The findings are similar to data from China, which indicated more severe COVID-19 cases, or those requiring hospitalization, tended to be in younger children, and prevalence decreased as children got older.

Of the pediatric cases, over half were from New York, 15% from New Jersey, and just under 30% from other jurisdictions. They added the first pediatric U.S. case was reported to CDC on March 2. Median age of patients was 11, and nearly a third of cases occurred in teens ages 15-17, with 27% of cases among children ages 10-14, and 15% apiece among children ages 5 to 9, and infants younger than age 1.

Data on hospitalizations was available for 745 pediatric cases, with the authors estimating a range of 5.7% to 20% of cases were hospitalized, with an estimated range of 0.58% to 2% admitted to an ICU. These figures were lower than adults ages 18-64, who had an estimated 10%-33% of patients hospitalized.

Infants accounted for the largest proportion of hospitalized children, ranging from 15% to 62% of pediatric COVID-19 admissions. Of 95 children younger than age 1, 59 were hospitalized and 5 were admitted to an ICU. Children ages 1-17 had a lower estimated range of hospitalization, from 4.1%-14%.

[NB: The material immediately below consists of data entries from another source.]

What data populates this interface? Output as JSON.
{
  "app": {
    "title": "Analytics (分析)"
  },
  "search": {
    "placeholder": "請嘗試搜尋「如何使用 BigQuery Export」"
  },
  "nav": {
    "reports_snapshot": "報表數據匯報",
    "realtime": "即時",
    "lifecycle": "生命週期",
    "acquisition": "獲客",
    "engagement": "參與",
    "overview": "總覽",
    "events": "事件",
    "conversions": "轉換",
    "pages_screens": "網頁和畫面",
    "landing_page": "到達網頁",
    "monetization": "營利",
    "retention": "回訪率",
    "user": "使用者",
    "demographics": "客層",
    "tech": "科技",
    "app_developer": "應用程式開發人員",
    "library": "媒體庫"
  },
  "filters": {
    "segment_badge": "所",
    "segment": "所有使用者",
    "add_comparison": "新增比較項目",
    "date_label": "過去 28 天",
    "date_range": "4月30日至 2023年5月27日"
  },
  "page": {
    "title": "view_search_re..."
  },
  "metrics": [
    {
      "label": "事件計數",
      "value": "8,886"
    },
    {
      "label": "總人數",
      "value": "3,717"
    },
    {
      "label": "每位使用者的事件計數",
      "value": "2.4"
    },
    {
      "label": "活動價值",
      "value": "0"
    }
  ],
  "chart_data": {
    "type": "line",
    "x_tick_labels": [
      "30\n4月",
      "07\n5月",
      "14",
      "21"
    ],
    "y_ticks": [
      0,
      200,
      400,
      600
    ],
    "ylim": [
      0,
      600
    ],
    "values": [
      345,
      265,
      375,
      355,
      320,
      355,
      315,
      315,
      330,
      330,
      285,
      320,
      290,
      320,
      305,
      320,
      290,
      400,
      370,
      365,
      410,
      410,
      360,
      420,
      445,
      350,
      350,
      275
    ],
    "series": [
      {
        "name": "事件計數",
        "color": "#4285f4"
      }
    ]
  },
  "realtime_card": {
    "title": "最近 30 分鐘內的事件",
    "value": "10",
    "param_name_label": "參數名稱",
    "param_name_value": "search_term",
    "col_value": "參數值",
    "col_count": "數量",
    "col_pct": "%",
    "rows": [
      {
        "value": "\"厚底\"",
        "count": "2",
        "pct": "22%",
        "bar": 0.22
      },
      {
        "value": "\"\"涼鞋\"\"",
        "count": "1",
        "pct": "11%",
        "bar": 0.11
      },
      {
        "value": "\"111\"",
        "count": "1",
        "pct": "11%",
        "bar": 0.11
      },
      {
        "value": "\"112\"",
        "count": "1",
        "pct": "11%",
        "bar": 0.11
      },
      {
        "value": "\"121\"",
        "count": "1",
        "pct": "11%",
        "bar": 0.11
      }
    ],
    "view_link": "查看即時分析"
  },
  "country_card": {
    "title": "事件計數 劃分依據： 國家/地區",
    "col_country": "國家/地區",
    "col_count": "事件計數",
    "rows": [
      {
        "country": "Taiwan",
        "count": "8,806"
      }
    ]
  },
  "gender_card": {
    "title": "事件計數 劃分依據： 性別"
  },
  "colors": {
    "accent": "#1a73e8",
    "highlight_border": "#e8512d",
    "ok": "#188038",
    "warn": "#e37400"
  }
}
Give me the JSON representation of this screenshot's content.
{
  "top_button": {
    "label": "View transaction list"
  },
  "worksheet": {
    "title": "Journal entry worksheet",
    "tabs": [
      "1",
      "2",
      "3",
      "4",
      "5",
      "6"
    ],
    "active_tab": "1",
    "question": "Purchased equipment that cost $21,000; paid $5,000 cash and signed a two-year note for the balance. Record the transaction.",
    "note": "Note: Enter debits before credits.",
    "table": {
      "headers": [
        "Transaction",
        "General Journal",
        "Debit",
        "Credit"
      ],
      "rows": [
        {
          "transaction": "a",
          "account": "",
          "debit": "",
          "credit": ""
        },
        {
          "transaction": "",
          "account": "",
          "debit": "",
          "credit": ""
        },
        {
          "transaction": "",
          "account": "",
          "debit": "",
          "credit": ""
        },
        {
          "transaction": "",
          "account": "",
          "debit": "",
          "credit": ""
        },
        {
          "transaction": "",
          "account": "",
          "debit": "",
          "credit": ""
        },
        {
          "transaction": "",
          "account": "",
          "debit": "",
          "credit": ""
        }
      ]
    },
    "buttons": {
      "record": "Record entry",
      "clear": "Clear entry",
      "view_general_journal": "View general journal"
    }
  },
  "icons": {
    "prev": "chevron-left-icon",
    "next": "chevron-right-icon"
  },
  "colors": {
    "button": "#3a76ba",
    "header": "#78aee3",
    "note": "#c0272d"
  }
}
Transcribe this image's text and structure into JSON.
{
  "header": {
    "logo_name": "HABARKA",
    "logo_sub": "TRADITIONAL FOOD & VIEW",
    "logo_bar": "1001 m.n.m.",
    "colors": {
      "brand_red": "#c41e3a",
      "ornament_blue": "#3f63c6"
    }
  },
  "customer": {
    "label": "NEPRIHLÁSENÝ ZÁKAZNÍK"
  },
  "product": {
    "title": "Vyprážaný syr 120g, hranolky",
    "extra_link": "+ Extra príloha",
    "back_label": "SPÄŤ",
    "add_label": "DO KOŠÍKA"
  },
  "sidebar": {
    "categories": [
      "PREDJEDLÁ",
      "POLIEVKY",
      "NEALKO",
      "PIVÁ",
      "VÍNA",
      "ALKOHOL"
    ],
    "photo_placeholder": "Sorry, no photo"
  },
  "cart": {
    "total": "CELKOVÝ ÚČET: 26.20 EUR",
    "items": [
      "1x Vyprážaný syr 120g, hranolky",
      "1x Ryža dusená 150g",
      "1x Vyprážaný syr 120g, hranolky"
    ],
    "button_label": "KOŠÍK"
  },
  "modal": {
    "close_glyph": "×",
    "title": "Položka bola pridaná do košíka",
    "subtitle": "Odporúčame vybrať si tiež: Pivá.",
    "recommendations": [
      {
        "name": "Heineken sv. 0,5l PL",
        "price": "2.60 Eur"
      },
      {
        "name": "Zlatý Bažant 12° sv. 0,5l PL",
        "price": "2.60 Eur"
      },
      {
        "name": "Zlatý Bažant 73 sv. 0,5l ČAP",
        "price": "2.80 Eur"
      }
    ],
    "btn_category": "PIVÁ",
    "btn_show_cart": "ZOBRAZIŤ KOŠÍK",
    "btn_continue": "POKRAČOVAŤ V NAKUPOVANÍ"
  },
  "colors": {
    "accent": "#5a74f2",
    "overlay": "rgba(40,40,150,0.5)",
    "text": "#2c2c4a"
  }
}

They added, clinicians should “maintain a high degree of suspicion” for infection in children and monitor the progression of illness, especially among those with underlying conditions.

“Because persons with asymptomatic and mild disease, including children, are likely playing a role in transmission and spread of COVID-19 in the community, social distancing and everyday preventive behaviors are recommended for persons of all ages to slow the spread of the virus,” McNamara and colleagues wrote. Morbidity and Mortality Weekly Report Source Reference: CDC COVID-19 Response Team “Coronavirus Disease 2019 in Children — United States, February 12–April 2, 2020″ MMWR 2020; Published April 6, 2020.